In honor of Independence Day, the Prolix Patriot and the Missus watched two movies over the weekend listed under the “patriotic” section on the DVR: “Flags of Our Fathers” and “1776.” At first glance, the dark and ugly cynical realism of the former and the lighthearted Technicolor ebullience of the latter would seem to have little in common, but on a deeper level, the two films both explore the very essence of what it means to be an American.
A repeated theme in “Flags” is that the world-famous picture wasn’t actually the first flag-raising. The six men immortalized in bronze on a hill overlooking Washington, D.C. were actually the second group of U.S. Marines to raise a flag at the summit of Suribachi. Similarly, in “1776,” we learn that the vote for independence we celebrate on the fourth was actually achieved on the second. The fourth was simply the day that the Declaration of Independence was made public.
In addition to the temporal confusion surrounding both events that persists to this day, both movies are at pains to remind us that the men who took part in these famous events were ordinary people. A common motif in “Flags” is the facelessness of the Marines fighting at Iwo Jima. The photo of the second flag-raising was especially poignant--and popular--because those men could have been anybody’s son, anybody’s father, or anybody’s brother.
Similarly, men like Roger Sherman of Connecticut, Judge James Wilson of Pennsylvania, Dr. Lyman Hall of Georgia, and Governor Stephen Hopkins of Rhode Island are largely forgotten today despite their impressive accomplishments. Aside from the mostly erroneous dramatizations of these lesser-known figures in “1776,” even the more famous founding fathers were ordinary men with ordinary desires. Thomas Jefferson had an obsession with macaroni and George Washington had a sweet tooth for ice cream--he probably even got brain-freeze from time to time.
Finally, we must remember that the events depicted in both films were only the beginning of the fighting. Just as the flag-raising on Suribachi took place on the fourth day of a battle that would continue for another full month before the island was finally secured on March 26, 1945, so too the Declaration of Independence would not be recognized by Britain until the victory at Yorktown in 1781 and the eventual Treaty of Paris in 1783 which in turn was not ratified until January 14, 1784.
In a larger sense, this is the story of America. The movie “1776” has Benjamin Franklin counseling John Adams at the climactic moment of the plot:
Besides, what would posterity think we were? Demi-gods? We're men, no more no less, trying to get a nation started against greater odds than a more generous God would have allowed. First things first, John. Independence; America. If we don't secure that, what difference will the rest make?Even though Franklin probably never uttered those exact words, the movie correctly summarize the founders belief that the future of this new thing called the “United States of America” would depend on the care and judgment of future generations. The founders gave us independence and the Constitution, but they left the rest to us.

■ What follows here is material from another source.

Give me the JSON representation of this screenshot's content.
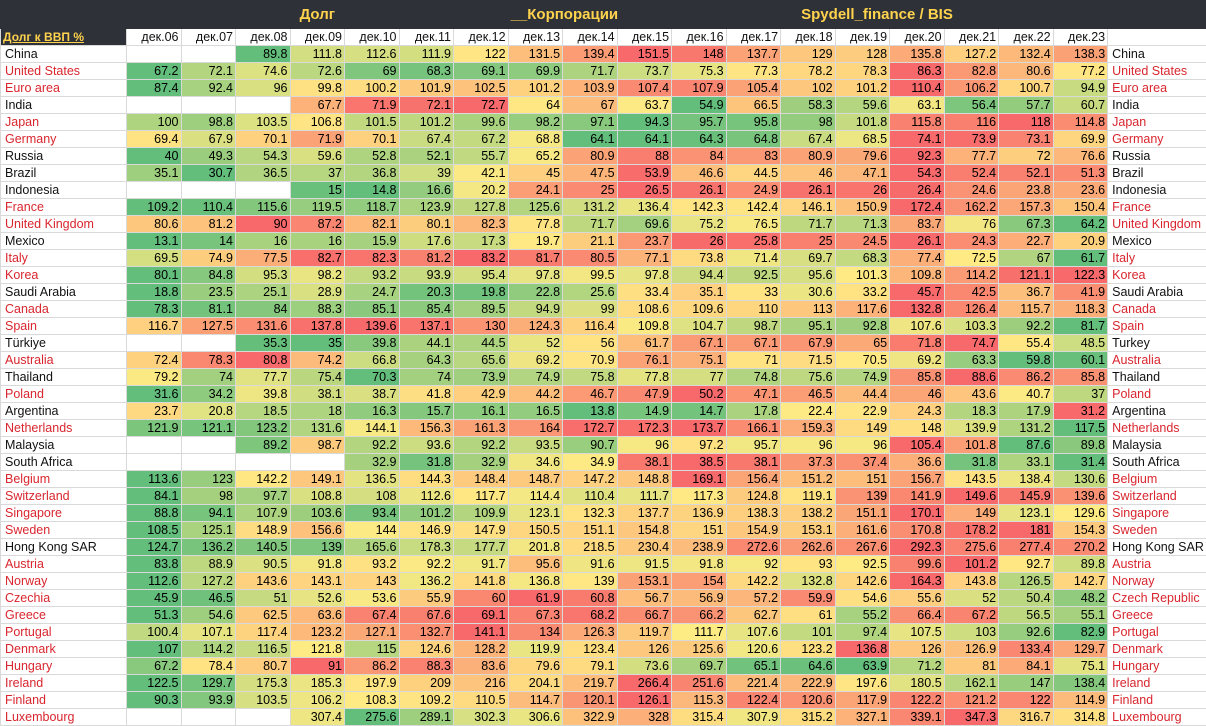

The sacrifices of those who fought and died on Iwo Jima and in every battle before and since make clear that the fight for freedom is one that never ends. All of us have a duty to never stop fighting for those self-evident rights of freedom of speech, freedom of religion, and freedom from persecution and tyranny which were endowed to us by our creator. It is easy to feel patriotic on the Fourth of July. What matters though is what we do on the other 364 days of the year.